Third month, Go Sekku no uchi
五節句之内 三月
- Date:
- Edo period, c. 1830s-1840s
- Medium:
- Woodblock print (nishiki-e); ink and color on paper
- Source:
- Museum of Fine Arts, Boston
Description
This woodblock print by Utagawa Sadafusa, held by the Museum of Fine Arts in Boston, belongs to a series titled Go Sekku no uchi (Of the Five Seasonal Festivals), and depicts the third month, traditionally associated with the doll festival (Hina Matsuri or Jōshi no sekku) celebrated on the third day of the third lunar month. The five sekku were the seasonal festivals of the Japanese calendar adopted from Chinese tradition and observed across Edo society: the first month's New Year (Jinjitsu), the third month's Hina Matsuri, the fifth month's Tango no sekku (boys' day), the seventh month's Tanabata (star festival), and the ninth month's Chōyō (chrysanthemum festival).
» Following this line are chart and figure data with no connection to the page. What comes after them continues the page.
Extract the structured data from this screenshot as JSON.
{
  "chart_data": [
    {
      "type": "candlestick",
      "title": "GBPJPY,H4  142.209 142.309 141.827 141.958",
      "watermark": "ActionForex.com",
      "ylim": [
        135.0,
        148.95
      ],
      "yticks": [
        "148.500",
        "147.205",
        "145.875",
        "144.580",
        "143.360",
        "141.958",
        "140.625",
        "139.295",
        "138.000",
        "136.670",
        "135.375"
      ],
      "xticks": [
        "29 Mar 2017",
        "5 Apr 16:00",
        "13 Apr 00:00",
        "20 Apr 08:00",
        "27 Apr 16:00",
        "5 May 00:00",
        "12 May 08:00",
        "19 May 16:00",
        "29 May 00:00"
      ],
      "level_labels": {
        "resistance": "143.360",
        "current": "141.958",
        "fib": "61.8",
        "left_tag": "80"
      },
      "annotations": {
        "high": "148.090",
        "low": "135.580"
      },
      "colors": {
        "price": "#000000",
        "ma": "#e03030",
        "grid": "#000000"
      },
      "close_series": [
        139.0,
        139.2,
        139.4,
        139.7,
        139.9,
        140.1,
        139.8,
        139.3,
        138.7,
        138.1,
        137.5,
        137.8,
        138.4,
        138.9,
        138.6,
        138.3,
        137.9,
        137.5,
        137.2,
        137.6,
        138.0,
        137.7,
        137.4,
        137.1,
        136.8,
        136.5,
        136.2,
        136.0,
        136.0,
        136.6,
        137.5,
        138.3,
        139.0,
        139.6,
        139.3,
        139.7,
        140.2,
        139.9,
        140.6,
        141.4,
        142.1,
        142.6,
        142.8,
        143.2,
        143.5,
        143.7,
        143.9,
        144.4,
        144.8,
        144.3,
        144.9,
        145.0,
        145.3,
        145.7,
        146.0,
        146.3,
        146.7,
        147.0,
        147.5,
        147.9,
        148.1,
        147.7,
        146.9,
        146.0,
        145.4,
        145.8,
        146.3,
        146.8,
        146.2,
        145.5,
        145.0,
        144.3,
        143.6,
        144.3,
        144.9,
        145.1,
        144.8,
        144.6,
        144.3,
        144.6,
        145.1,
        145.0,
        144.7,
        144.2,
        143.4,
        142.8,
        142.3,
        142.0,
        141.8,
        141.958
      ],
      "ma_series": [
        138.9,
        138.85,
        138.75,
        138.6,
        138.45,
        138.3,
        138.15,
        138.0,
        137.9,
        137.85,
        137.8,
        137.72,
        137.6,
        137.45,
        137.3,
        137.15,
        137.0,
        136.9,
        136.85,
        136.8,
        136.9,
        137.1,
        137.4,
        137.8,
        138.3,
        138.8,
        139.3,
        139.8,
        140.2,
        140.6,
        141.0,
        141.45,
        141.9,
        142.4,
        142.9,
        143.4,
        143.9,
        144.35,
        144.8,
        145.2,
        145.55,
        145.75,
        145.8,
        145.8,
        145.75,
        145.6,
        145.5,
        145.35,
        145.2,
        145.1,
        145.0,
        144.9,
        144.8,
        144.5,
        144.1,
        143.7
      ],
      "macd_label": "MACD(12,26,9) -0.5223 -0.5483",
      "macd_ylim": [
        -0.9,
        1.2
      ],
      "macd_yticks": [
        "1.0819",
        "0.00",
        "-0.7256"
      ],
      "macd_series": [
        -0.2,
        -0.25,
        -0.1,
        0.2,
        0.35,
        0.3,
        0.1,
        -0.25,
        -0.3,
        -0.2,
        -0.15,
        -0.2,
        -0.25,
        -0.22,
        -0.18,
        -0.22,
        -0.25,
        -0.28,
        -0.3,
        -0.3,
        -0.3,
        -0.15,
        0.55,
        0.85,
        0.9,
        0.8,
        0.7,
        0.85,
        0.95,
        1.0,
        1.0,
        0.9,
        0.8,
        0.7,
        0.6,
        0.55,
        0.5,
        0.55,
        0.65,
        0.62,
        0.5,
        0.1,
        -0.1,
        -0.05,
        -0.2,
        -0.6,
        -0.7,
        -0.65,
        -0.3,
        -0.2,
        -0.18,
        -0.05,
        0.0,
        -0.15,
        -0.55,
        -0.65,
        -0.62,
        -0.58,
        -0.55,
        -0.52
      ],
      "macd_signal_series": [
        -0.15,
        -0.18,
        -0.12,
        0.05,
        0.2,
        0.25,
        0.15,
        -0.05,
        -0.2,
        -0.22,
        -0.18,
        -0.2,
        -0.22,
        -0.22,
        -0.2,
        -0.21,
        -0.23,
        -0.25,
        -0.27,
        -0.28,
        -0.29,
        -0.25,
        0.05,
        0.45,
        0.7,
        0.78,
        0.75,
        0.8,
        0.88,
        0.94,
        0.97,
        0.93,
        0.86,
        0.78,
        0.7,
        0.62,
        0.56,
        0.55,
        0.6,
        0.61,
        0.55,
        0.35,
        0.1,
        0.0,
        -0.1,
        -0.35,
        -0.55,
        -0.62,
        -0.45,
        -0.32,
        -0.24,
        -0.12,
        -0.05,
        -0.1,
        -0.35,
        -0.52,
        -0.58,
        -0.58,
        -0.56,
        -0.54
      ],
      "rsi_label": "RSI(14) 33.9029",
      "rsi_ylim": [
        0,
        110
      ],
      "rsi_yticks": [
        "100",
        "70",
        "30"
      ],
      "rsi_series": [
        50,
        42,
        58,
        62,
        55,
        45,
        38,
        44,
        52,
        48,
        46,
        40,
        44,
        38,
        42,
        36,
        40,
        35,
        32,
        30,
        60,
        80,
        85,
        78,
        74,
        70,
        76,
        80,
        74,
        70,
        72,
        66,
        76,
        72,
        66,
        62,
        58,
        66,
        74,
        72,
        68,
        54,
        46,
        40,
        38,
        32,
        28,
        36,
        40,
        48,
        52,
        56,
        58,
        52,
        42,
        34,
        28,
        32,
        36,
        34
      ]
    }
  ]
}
Each was associated with specific seasonal foods, decorations, plants, and observances, and prints commemorating individual sekku were a recurring product of the Edo print market, sold in the weeks leading up to each festival. Sadafusa's contribution to the Go Sekku no uchi tradition represents his engagement with the calendrical-genre print idiom that ran throughout the late-Edo woodblock industry alongside the more familiar [yakusha-e](/glossary/yakusha-e) and [bijin-ga](/glossary/bijin-ga) of the Utagawa school. The third-month subject of the doll festival, with its association with girls' households and the elaborate display of inherited dolls representing the imperial court, allowed Sadafusa to develop an elegant bijin-ga composition tied to the seasonal moment. The print is part of the William Sturgis Bigelow collection at the Museum of Fine Arts Boston, one of the most important Western holdings of nineteenth-century Edo [ukiyo-e](/glossary/ukiyo-e), and is representative of the calendrical strand of Sadafusa's mature practice in the 1830s and 1840s.